The e-business framework of tomorrow`s companies has forced IT vendors to rethink their sales strategies. One of the most successful new methodologies so far has been the direct model, which has taken the likes of Dell and Gateway directly to the customer - and to the top of the PC sales pile.
Hewlett-Packard looks set to take the concept one step further with its Instant Capacity on Demand (iCOD) product offering. The concept is perfect for ISPs and ASPs that occasionally need to deal with peek usage, but generally use significantly less drive and processor capacity.
Last year, HP released a line of its HP 9000 enterprise Unix servers with more processors than immediately required, allowing customers to enable and pay for them when needed.
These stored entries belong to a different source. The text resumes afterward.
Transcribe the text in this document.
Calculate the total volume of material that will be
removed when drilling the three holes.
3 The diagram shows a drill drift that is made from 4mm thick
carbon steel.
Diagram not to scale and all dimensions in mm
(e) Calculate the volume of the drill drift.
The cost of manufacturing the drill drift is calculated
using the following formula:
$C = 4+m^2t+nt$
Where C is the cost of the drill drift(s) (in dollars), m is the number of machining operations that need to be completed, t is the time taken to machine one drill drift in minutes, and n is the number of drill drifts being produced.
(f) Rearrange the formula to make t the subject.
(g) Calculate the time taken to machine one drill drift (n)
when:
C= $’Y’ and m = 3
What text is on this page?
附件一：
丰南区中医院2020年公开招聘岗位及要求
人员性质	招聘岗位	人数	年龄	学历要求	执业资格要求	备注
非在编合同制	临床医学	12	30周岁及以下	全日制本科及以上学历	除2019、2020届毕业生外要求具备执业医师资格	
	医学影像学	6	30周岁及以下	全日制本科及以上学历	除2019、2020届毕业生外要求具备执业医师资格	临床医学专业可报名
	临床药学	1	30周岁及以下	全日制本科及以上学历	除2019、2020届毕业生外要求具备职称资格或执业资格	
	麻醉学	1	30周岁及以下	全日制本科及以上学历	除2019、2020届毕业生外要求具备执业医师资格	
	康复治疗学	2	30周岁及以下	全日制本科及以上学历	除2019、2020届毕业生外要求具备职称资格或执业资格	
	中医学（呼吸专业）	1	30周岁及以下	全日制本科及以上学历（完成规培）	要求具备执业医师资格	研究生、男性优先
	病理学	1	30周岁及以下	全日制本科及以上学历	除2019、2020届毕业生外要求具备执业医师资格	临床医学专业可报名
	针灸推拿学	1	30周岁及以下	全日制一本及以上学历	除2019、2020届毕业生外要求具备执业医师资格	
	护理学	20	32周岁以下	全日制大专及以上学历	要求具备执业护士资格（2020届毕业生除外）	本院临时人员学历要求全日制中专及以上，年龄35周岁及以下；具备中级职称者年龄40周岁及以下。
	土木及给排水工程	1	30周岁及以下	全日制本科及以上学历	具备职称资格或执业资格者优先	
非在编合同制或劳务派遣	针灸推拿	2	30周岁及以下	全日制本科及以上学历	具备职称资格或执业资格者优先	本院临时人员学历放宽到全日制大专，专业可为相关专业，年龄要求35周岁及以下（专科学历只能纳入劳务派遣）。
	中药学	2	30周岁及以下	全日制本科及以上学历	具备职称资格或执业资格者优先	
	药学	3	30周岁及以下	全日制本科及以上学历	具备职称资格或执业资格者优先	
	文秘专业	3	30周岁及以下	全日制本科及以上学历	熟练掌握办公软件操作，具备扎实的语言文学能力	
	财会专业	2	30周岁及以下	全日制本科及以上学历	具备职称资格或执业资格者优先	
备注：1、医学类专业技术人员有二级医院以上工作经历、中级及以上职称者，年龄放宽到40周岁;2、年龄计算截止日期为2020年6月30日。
Now it has come to market with a similar storage offering.
iCOD for storage will typically ship with an extra 20% of disk space, which once again only comes online when the customer requires it. The customer pays when he starts to use each disk.
The box behind the offering is the HP SureStore E XP256 - care of Hitachi. HP says that it dropped its previous high-end storage partner, EMC, due to a closed SAN offering and a roadmap that required too many box swaps.
"The XP256 framework is modular," says Fred Huang, storage research director, HP R&D division. "It can scale from 60GB to 12TB." More importantly, he says, is the compatibility between different generations of the product, allowing scalability of up to 100TB without a box swap.
"ASPs and ISPs are pushing the envelope by taking these offerings to the middle-tier," says Huang.
Other features include multi-OS support - making the XP256 a good option for an open SAN architecture - as well as asynchronous communication between the boxes, increasing data transfer distances dramatically, according to HP.
The next-generation XP256 Future will be a field upgrade, and offer a 6.5Gbps back plane and up to 42TB capacity. HP hopes to grow its storage business at 100% annually in both sales and revenue, and has already moved more than five of the high-end boxes locally.
The storage offering is part of HP`s e-Services drive, which it hopes will control customers` transactional processes end-to-end. HP insists that e-Services is a framework of how to get to e-business rather than a product offering, and the high-end storage slots into the data centre component.